The fear, the challenge, the growth...part 3 of 3

Culler Lake fountain, just before sunrise. Great place to feed the ducks. Frederick, MD. (c) Rebecca LaChance, 2014

Culler Lake fountain, just before sunrise. Great place to feed the ducks. Frederick, MD. (c) Rebecca LaChance, 2014

Aah, part 3...the growth.

Recalling my best professorial voice, I state any personal/professional growth resulting from photography (and painting) has been "multifactorial".  A happy confluence of events, people, places and experiences brought together by art - mine and others. It seems taking a camera to eye forges a connection into the psyche I may not experience with a paintbrush. Perhaps looking through a viewfinder distills life to a purity that leaves me feeling vulnerable. And still, there is a mystery.  Which secrets must I unlock in order to capture the nuance and beauty of this moment?

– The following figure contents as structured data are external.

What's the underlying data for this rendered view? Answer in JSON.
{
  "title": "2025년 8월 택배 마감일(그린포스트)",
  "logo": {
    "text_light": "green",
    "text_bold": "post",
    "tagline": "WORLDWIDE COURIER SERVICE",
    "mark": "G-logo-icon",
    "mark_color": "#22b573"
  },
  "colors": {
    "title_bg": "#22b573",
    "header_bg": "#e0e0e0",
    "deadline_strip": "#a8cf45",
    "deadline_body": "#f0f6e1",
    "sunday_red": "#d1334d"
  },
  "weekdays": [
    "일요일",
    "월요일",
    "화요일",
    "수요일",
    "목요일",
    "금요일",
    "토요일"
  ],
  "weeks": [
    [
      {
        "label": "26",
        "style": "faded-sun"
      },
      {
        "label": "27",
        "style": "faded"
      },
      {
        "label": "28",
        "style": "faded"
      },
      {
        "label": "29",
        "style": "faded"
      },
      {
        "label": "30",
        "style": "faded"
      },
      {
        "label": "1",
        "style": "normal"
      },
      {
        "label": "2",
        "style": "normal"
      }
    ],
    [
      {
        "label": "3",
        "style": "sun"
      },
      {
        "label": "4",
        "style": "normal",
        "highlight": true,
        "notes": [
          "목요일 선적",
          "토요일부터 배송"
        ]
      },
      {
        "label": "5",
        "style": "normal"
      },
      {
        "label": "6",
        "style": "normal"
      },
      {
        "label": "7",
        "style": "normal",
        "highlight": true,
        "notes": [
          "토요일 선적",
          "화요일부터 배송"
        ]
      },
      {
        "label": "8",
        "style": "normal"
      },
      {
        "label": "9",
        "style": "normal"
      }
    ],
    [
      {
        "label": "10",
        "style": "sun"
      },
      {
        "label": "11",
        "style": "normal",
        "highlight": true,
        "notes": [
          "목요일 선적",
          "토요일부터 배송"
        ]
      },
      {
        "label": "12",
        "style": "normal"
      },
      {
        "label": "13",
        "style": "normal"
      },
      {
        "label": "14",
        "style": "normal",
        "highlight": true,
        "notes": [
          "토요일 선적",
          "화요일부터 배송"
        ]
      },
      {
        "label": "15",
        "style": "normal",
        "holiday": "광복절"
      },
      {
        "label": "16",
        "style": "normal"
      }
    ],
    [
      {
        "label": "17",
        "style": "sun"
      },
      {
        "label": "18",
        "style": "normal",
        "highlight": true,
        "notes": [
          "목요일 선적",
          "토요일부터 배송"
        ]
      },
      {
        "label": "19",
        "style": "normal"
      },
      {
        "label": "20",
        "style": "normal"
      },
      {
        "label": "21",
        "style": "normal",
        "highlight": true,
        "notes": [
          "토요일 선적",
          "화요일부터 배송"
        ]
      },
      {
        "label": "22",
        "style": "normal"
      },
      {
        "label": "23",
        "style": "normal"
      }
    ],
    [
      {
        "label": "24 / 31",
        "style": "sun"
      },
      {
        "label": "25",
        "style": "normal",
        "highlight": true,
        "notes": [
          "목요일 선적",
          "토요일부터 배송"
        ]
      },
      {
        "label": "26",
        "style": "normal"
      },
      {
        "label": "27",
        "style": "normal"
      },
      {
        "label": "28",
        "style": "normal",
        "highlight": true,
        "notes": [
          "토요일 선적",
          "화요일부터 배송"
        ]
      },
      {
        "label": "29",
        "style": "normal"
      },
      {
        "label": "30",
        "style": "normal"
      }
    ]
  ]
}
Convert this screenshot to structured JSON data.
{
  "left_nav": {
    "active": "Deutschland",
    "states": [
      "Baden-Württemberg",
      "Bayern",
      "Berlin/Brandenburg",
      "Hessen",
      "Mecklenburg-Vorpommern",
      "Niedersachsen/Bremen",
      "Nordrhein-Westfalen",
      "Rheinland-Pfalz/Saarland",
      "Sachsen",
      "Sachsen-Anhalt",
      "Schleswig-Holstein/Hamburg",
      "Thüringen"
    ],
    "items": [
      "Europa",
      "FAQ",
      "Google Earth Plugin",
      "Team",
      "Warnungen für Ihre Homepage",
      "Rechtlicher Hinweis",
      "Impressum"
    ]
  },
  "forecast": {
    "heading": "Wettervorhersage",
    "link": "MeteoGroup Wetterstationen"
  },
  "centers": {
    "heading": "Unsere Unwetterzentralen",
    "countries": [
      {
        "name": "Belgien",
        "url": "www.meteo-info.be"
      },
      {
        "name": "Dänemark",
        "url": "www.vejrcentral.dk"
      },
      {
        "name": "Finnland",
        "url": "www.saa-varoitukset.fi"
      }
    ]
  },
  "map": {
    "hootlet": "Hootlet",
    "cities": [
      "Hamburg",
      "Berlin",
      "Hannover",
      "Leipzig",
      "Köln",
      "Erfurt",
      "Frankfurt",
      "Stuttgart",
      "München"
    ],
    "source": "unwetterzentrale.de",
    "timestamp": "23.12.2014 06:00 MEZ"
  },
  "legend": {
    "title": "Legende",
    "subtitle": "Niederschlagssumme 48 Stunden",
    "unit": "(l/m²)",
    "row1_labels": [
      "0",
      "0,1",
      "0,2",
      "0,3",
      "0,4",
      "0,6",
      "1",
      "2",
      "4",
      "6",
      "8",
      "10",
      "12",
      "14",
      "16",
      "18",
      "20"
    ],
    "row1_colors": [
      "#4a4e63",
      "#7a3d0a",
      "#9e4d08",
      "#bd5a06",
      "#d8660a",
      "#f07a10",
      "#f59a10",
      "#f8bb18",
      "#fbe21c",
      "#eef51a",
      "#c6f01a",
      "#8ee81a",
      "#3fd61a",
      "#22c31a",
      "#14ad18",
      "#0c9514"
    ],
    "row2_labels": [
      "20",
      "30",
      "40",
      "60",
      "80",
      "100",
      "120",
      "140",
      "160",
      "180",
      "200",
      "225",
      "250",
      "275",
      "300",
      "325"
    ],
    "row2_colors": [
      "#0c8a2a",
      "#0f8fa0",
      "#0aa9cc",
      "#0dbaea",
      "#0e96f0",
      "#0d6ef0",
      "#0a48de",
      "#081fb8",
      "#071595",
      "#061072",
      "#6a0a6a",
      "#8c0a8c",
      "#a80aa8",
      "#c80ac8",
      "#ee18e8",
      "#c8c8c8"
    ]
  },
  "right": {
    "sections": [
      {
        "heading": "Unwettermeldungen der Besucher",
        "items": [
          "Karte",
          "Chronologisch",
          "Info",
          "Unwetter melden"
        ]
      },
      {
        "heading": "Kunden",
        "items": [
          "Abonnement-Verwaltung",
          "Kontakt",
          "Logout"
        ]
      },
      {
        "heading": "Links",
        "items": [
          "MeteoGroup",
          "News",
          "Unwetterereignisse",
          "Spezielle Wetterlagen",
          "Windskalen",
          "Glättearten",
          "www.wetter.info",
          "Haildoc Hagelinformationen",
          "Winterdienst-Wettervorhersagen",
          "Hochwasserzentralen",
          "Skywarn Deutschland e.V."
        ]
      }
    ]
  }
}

The entire process of defining my fear brought a comfort in my own skin that seems odd given my life-long learnings. (Yes, that was an euphemism about my age.)  In the deepest levels of being, I now feel a grace brought to light. That grace fuels an acceptance of my own timing, my own process, my own learnings, my own interests. I sincerely doubt I will ever take "in your face" street photography. Just not my style. And that is totally okay.

Photography has opened an exciting new world of colleagues. I am blessed to share this life with people who are willing to collaborate, share, guide, laugh and commiserate when needed.  Authentic kindness is a hallmark of these new colleagues. The world is full of people who want nothing but the best for themselves and others.

And, yes, there are those photographers/artists who prefer snarkiness, entitlement, or a feeling of superiority. In these cases, I know “... it is because he suffers deeply within himself, and his suffering is spilling over. He does not need punishment; he needs help. That's the message he is sending." (Thich Nhat Hanh) I offer these folks kindness, lots of kindness.

Growth also involves knowing and accepting the current level of experience.  I have not yet reached Malcolm Gladwell's magic number of 10,000 hours. I'm not even close to 10,000 photographs! Yet, I know "good stuff" when I see it. And to see it is to work towards it and finally, achieve it. Ira Glass spoke eloquently of "getting to the good stuff" through working, working, working.  Click over to Ira's brief and inspirational talk. You will feel a big "warm fuzzy" about your own creative progress.

Bottom LIne:  Art has brought me quite a distance through the spiral of my lifetime. I have learned much more than just the technical skills of art and photography.  I have learned more of myself. I have turned down the volume on the Space Family Robinson Robot. I have made many new friends. Art has been good to me.

How has your art pushed you to grow? Are you a better person because of your art?